Depending on how many Xn's you have you might be able to use:
(\<!--X1--\>){1}.*(\<!--X2--\>){1}
That will only match each occurrence of the X1, X2 etc. once provided they are in order.
Capture the inner portion of the comment as a group. Then put those strings into a hashtable(dictionary). Then ask the dictionary for its count, since it will self weed out repeats.
var teststring = "<!--X1-->Hi<!--X1-->there<!--X2-->";
var tokens = new Dicationary<string, string>();
Regex.Replace(teststring, #"<!--(.*)-->",
match => {
tokens[match.Groups[1].Value] = match.Groups[1].Valuel;
return "";
});
var uniques = tokens.Keys.Count;
By using the Regex.Replace construct you get to have a lambda called on each match. Since you are not interested in the replace, you don't set it equal to anything.
You must use Group[1] because group[0] is the entire match.
I'm only repeating the same thing on both sides, so that its easier to put into the dictionary, which only stores unique keys.

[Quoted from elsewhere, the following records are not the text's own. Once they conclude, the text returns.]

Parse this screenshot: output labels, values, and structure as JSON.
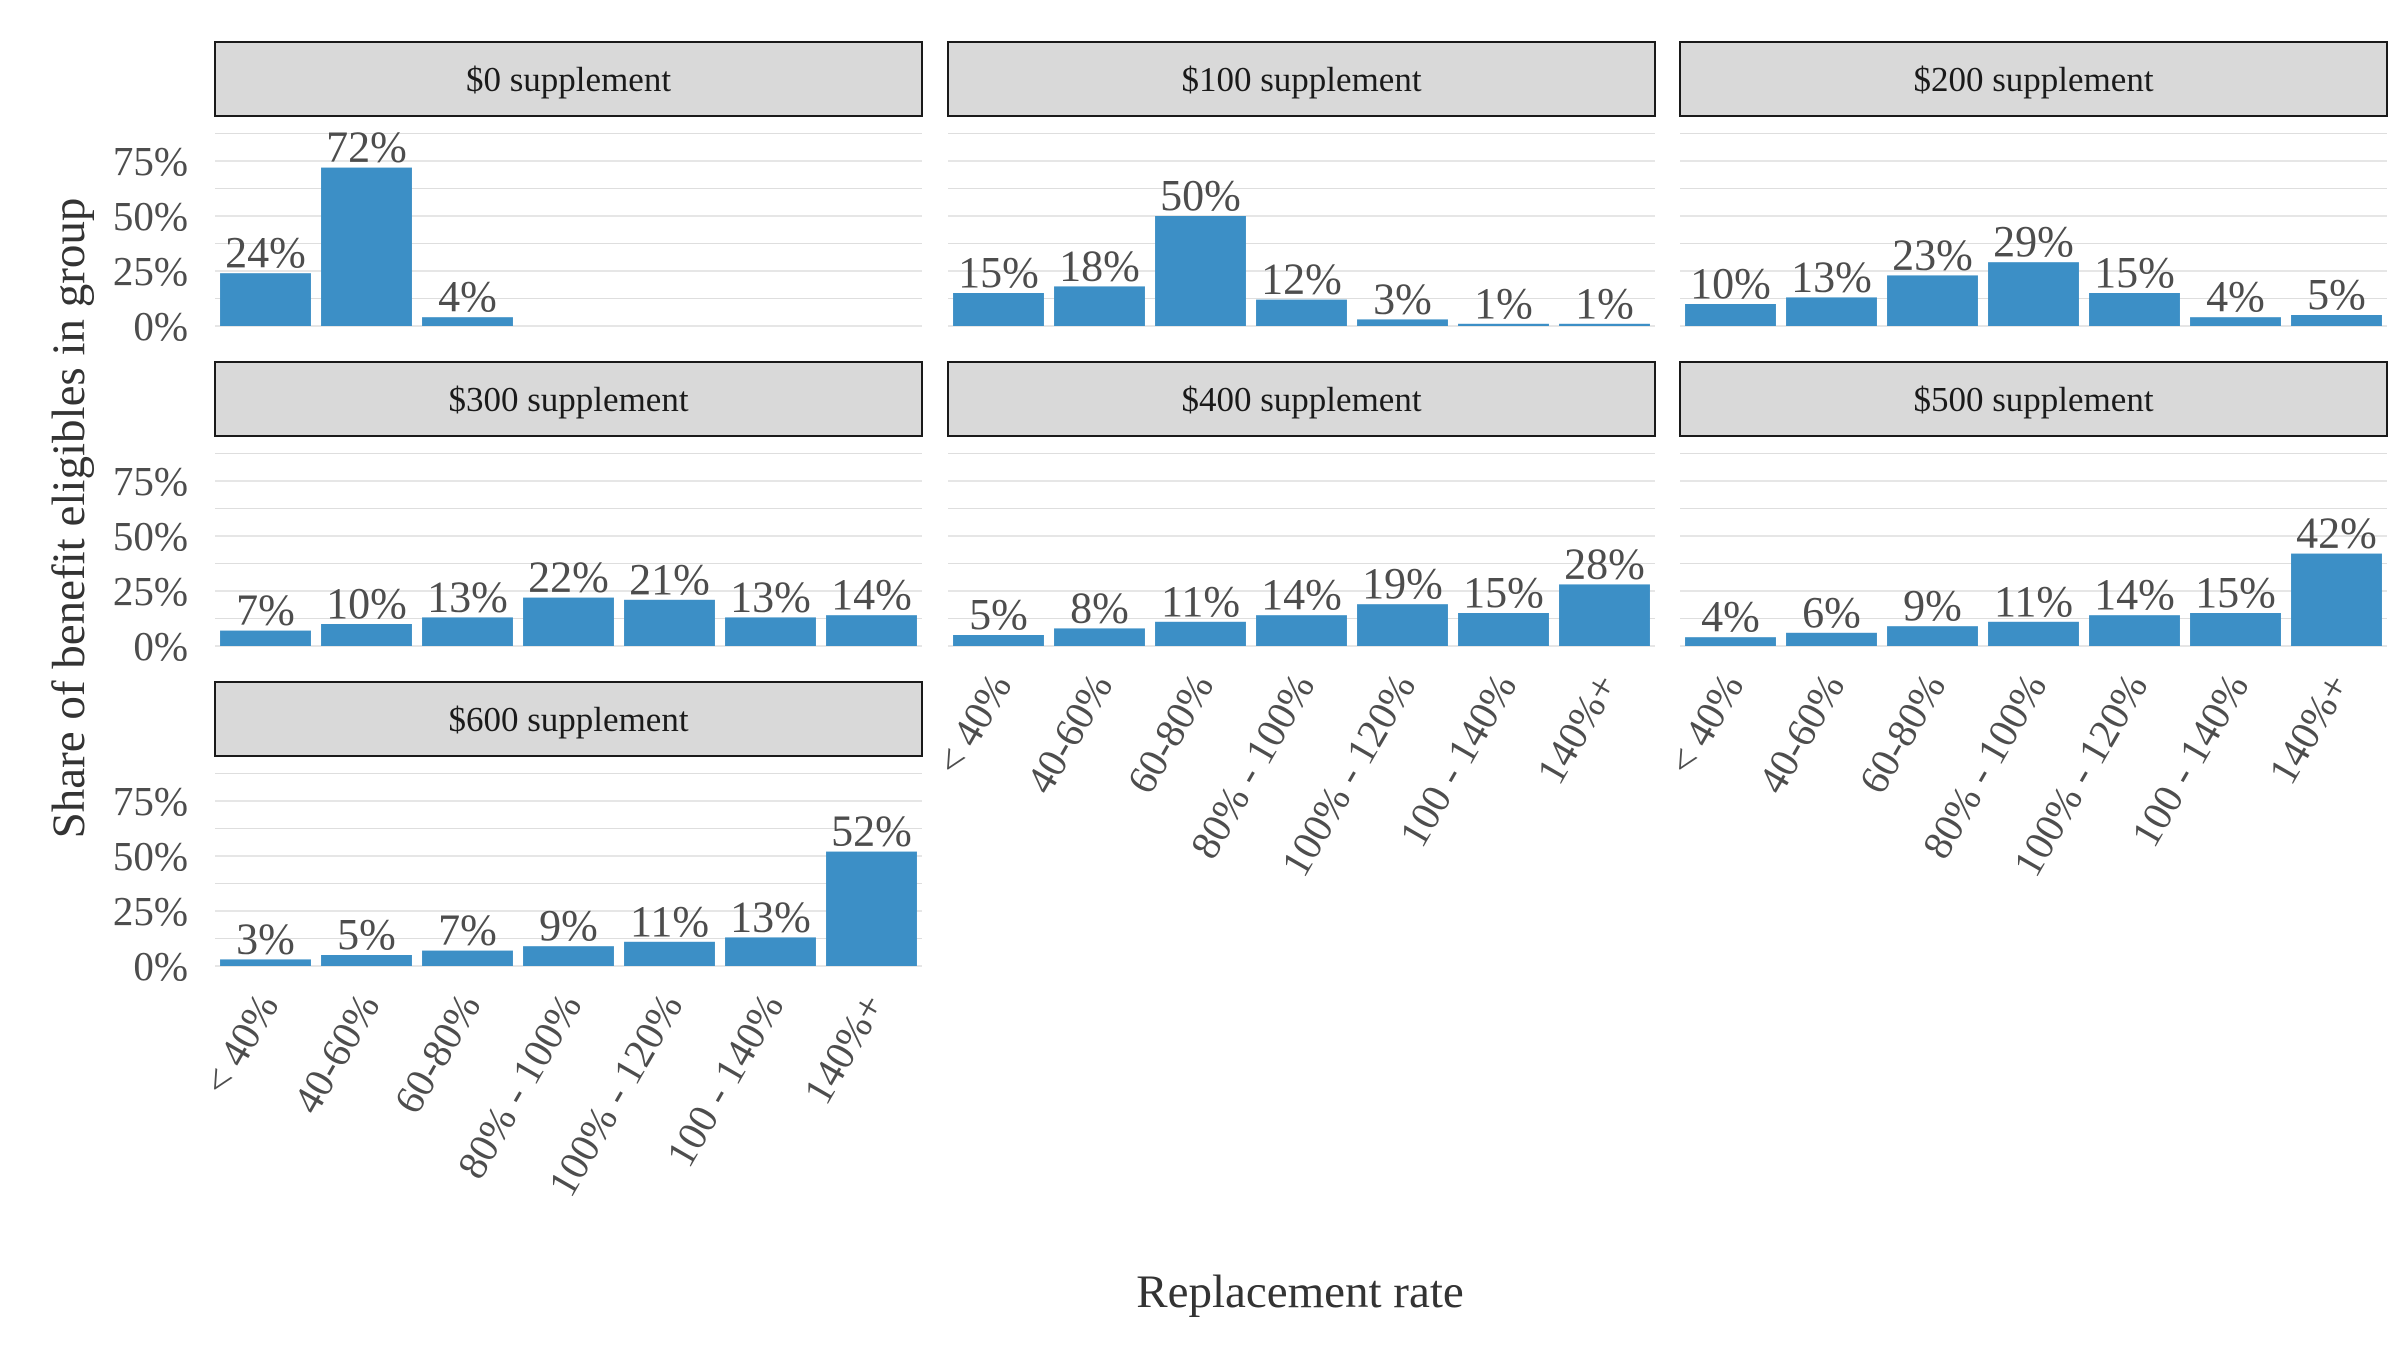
{
  "chart_data": {
    "type": "bar",
    "facet_by": "supplement",
    "xlabel": "Replacement rate",
    "ylabel": "Share of benefit eligibles in group",
    "categories": [
      "< 40%",
      "40-60%",
      "60-80%",
      "80% - 100%",
      "100% - 120%",
      "100 - 140%",
      "140%+"
    ],
    "ylim": [
      0,
      0.9
    ],
    "yticks": [
      0,
      0.25,
      0.5,
      0.75
    ],
    "ytick_labels": [
      "0%",
      "25%",
      "50%",
      "75%"
    ],
    "grid": "horizontal",
    "bar_color": "#3C8FC6",
    "strip_color": "#D9D9D9",
    "panels": [
      {
        "title": "$0 supplement",
        "values": [
          0.24,
          0.72,
          0.04
        ],
        "labels": [
          "24%",
          "72%",
          "4%"
        ]
      },
      {
        "title": "$100 supplement",
        "values": [
          0.15,
          0.18,
          0.5,
          0.12,
          0.03,
          0.01,
          0.01
        ],
        "labels": [
          "15%",
          "18%",
          "50%",
          "12%",
          "3%",
          "1%",
          "1%"
        ]
      },
      {
        "title": "$200 supplement",
        "values": [
          0.1,
          0.13,
          0.23,
          0.29,
          0.15,
          0.04,
          0.05
        ],
        "labels": [
          "10%",
          "13%",
          "23%",
          "29%",
          "15%",
          "4%",
          "5%"
        ]
      },
      {
        "title": "$300 supplement",
        "values": [
          0.07,
          0.1,
          0.13,
          0.22,
          0.21,
          0.13,
          0.14
        ],
        "labels": [
          "7%",
          "10%",
          "13%",
          "22%",
          "21%",
          "13%",
          "14%"
        ]
      },
      {
        "title": "$400 supplement",
        "values": [
          0.05,
          0.08,
          0.11,
          0.14,
          0.19,
          0.15,
          0.28
        ],
        "labels": [
          "5%",
          "8%",
          "11%",
          "14%",
          "19%",
          "15%",
          "28%"
        ]
      },
      {
        "title": "$500 supplement",
        "values": [
          0.04,
          0.06,
          0.09,
          0.11,
          0.14,
          0.15,
          0.42
        ],
        "labels": [
          "4%",
          "6%",
          "9%",
          "11%",
          "14%",
          "15%",
          "42%"
        ]
      },
      {
        "title": "$600 supplement",
        "values": [
          0.03,
          0.05,
          0.07,
          0.09,
          0.11,
          0.13,
          0.52
        ],
        "labels": [
          "3%",
          "5%",
          "7%",
          "9%",
          "11%",
          "13%",
          "52%"
        ]
      }
    ]
  }
}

If you want a distinct Match list from a MatchCollection without converting to string, you can use something like this:
var distinctMatches = matchList.OfType<Match>().GroupBy(x => x.Value).Select(x =>x.First()).ToList();
I know it has been 12 years but sometimes we need this kind of solutions, so I wanted to share. C# evolved, .NET evolved, so it's easier now.